Ada kesinambungan di sana: semangat yang sama, hanya wadah yang berbeda. Jika dahulu mereka berjuang untuk diakui sebagai bangsa, kini mereka berjuang untuk didengar sebagai generasi.
Dari Dili yang sederhana, mereka mengirim pesan ke dunia: masa depan bisa dibangun tanpa darah, tanpa senjata, melainkan cukup dengan kata, kreativitas, dan keberanian untuk menyuarakan kebenaran.
Seorang anak muda Dili menutup sesi dengan refleksi yang puitis: “Kita dilahirkan dari rahim budaya yang sama, tetapi sejarah telah memisahkan kita. Kini, kita kembali dipersatukan. Tidak lagi dengan luka, melainkan dengan bahasa dan persaudaraan.”

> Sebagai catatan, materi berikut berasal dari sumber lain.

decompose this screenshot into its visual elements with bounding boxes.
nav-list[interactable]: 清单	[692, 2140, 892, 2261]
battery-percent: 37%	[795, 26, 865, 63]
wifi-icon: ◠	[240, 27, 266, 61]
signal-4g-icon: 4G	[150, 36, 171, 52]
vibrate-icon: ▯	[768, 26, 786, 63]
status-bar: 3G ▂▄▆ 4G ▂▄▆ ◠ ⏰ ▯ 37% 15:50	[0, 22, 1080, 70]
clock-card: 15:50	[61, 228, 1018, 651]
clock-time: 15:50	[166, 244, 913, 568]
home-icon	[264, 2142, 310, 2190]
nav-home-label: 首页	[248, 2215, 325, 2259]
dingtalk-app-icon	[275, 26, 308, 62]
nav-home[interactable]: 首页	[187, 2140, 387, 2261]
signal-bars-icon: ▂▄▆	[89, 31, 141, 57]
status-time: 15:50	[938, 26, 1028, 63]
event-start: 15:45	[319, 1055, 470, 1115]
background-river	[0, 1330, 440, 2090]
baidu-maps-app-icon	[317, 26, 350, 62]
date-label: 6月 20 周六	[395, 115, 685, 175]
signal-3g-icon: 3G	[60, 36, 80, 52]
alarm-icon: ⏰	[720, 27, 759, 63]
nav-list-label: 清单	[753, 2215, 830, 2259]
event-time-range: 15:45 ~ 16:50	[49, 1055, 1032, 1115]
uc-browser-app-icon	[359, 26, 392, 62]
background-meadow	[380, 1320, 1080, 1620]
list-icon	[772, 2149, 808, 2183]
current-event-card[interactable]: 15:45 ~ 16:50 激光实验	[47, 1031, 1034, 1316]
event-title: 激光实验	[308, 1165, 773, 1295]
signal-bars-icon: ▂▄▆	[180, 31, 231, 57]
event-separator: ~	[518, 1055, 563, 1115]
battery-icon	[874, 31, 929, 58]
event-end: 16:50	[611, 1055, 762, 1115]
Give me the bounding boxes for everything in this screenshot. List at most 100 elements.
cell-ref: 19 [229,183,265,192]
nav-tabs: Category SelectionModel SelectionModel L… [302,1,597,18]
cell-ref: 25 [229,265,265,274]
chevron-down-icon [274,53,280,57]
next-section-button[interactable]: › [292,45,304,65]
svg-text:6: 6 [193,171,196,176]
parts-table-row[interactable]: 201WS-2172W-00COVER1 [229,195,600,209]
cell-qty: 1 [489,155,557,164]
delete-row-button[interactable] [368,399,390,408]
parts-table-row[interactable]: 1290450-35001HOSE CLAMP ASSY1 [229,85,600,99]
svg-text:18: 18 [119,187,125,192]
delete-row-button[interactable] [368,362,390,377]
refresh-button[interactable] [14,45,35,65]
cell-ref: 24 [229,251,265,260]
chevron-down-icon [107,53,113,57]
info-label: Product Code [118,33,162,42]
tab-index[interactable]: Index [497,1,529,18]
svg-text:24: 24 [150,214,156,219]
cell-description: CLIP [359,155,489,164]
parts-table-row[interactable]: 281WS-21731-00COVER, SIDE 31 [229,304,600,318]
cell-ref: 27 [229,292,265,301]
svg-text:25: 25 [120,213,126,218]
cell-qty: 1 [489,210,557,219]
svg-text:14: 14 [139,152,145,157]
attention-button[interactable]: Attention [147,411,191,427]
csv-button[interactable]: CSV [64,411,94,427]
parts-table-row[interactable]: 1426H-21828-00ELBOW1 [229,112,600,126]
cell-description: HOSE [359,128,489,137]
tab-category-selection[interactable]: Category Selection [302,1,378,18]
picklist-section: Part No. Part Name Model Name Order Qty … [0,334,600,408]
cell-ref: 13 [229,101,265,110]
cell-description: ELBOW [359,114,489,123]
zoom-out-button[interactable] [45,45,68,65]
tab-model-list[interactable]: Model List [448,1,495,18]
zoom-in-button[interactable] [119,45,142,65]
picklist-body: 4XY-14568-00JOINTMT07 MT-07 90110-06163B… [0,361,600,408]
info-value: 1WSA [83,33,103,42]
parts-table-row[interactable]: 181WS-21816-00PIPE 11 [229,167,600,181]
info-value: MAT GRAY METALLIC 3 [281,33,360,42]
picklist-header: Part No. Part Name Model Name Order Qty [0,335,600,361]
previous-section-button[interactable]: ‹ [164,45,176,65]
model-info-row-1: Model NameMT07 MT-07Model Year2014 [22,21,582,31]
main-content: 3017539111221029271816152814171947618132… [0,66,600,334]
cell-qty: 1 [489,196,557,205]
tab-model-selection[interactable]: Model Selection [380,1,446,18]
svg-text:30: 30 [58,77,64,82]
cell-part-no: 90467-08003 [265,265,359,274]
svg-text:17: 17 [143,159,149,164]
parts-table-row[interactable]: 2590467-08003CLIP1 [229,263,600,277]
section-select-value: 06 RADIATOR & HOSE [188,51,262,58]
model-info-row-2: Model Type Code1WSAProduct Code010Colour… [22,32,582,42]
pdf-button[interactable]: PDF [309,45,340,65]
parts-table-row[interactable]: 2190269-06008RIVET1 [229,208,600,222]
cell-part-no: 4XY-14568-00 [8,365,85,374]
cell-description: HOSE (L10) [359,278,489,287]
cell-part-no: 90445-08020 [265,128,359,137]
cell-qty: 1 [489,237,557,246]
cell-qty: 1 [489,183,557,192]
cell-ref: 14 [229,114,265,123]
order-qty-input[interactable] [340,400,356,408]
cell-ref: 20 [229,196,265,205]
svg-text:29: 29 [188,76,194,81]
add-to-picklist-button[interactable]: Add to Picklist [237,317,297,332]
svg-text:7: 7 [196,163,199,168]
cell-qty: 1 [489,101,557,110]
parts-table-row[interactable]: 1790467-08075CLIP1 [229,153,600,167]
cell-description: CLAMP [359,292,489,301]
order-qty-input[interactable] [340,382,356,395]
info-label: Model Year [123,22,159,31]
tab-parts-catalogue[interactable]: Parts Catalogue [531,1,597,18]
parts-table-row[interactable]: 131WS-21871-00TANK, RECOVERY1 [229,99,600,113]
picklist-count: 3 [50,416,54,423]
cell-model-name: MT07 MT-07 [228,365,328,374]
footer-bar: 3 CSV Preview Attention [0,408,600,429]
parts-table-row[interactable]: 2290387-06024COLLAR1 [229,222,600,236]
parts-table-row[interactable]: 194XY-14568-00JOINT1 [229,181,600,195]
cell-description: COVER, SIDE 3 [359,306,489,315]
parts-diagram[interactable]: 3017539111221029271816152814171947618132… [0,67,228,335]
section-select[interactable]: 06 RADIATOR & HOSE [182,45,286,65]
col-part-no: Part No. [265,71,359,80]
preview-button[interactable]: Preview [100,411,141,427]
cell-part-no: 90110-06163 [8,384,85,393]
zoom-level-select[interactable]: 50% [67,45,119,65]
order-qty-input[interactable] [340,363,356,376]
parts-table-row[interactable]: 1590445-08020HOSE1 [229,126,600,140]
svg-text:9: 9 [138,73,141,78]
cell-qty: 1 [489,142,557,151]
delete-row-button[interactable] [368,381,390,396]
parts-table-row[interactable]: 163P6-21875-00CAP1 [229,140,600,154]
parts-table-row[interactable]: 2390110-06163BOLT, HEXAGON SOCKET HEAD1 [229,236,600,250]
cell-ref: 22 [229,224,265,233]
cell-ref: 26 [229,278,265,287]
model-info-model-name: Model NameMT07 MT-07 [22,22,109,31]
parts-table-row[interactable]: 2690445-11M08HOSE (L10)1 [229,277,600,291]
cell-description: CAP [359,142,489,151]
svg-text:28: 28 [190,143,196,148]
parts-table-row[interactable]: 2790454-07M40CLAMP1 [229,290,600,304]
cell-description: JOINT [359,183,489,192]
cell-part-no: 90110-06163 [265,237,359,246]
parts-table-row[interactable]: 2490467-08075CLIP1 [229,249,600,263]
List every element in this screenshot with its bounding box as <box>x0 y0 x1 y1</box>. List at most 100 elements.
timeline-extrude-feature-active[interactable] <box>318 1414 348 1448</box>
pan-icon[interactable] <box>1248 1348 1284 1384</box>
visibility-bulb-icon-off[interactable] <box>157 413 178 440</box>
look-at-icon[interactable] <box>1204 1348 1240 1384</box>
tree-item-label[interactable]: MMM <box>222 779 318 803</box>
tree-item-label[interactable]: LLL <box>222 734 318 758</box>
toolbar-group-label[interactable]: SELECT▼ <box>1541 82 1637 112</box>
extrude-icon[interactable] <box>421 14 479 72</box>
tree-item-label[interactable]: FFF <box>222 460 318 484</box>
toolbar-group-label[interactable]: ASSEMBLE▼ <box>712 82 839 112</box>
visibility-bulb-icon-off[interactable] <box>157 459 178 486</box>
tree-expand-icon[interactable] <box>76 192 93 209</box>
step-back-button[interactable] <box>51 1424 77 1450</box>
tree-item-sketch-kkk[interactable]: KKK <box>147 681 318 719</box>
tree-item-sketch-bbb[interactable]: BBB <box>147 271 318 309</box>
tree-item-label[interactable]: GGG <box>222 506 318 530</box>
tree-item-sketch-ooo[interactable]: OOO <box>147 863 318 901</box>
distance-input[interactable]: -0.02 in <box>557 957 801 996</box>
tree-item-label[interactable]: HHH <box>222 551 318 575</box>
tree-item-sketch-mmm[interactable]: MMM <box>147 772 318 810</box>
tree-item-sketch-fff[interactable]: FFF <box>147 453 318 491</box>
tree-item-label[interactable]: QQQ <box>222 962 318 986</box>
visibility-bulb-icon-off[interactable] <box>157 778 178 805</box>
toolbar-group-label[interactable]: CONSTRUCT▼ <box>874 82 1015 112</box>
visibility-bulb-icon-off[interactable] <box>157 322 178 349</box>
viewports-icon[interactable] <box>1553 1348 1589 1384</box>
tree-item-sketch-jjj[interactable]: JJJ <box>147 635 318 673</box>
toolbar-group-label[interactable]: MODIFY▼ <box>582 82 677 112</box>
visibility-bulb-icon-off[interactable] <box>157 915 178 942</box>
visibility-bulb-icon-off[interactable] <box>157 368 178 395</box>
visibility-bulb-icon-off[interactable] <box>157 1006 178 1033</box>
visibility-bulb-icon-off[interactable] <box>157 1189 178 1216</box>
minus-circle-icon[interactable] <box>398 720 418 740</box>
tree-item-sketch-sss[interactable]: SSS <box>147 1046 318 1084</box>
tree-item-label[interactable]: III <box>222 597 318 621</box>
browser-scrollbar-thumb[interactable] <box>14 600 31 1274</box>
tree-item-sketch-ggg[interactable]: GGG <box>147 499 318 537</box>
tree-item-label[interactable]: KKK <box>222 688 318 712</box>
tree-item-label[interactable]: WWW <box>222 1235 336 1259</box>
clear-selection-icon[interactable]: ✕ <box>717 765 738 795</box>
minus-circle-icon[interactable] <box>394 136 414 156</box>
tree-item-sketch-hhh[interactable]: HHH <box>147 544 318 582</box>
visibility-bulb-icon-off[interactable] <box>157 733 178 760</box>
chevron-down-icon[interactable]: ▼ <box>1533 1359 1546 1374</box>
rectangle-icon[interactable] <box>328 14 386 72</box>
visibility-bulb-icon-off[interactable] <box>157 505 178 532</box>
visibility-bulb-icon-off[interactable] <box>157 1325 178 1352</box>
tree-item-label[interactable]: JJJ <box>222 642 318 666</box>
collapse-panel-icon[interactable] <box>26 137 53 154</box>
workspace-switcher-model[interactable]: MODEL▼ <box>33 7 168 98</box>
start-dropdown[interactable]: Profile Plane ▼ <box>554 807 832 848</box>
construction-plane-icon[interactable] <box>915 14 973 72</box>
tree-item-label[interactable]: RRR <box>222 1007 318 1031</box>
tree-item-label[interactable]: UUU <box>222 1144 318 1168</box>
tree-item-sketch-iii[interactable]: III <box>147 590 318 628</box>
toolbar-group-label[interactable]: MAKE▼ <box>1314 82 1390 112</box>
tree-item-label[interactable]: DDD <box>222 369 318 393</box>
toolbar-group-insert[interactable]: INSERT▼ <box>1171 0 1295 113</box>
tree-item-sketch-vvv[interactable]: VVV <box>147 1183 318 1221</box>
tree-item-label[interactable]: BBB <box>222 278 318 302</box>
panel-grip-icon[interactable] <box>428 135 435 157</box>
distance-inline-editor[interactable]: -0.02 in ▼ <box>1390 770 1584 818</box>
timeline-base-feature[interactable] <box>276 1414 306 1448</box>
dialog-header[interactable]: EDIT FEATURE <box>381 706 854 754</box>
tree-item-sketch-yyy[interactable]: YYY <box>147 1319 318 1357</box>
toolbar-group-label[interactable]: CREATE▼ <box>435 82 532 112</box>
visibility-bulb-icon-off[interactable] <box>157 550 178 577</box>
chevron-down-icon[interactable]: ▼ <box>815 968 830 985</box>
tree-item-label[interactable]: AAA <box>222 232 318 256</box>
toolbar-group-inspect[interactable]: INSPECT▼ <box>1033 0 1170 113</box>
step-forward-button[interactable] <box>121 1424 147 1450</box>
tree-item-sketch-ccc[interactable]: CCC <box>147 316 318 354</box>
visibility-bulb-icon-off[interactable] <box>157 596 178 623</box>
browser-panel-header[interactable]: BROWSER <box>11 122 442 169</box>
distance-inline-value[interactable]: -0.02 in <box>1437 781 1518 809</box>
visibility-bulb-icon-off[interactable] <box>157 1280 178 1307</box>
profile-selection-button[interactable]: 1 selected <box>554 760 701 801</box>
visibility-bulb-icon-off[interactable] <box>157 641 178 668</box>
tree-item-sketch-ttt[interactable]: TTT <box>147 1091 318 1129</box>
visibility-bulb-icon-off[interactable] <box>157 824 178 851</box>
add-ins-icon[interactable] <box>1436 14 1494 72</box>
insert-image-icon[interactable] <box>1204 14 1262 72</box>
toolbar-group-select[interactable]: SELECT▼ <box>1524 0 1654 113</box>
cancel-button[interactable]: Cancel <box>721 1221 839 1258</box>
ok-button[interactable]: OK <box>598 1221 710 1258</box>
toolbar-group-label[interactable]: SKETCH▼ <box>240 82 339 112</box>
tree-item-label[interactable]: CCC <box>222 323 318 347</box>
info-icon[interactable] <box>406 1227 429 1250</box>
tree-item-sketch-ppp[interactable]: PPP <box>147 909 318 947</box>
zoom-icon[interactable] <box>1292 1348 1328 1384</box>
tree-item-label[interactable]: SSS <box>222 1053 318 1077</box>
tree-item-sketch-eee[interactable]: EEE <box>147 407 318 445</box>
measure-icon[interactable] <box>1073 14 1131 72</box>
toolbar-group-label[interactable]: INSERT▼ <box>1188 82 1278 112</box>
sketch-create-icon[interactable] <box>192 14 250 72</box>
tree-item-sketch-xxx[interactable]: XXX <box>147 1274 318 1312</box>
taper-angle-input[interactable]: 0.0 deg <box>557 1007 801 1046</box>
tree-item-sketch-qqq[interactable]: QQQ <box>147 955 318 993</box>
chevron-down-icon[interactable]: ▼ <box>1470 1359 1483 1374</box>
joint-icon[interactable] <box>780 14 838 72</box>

Kalimat itu seakan merangkum perjalanan panjang Timor Leste dan Indonesia. Meski masa lalu penuh duri, masa depan bisa dijalani dengan tangan yang saling menggenggam, dengan bahasa yang menyatukan, dan dengan layar yang mempertemukan mimpi-mimpi.
Saya menjabat tangan anak muda itu dengan bahagia. Dari jendela PBI, saya bisa lihat pegunungan di Bumi Loro Sae yang indah. Di kejauhan, saya melihat patung Christo Rei, dengan tangan membentang seakan memberi berkat.
Saya teringat kalimat Kristus dalam Matius 5:9: "Berbahagialah orang yang membawa damai.”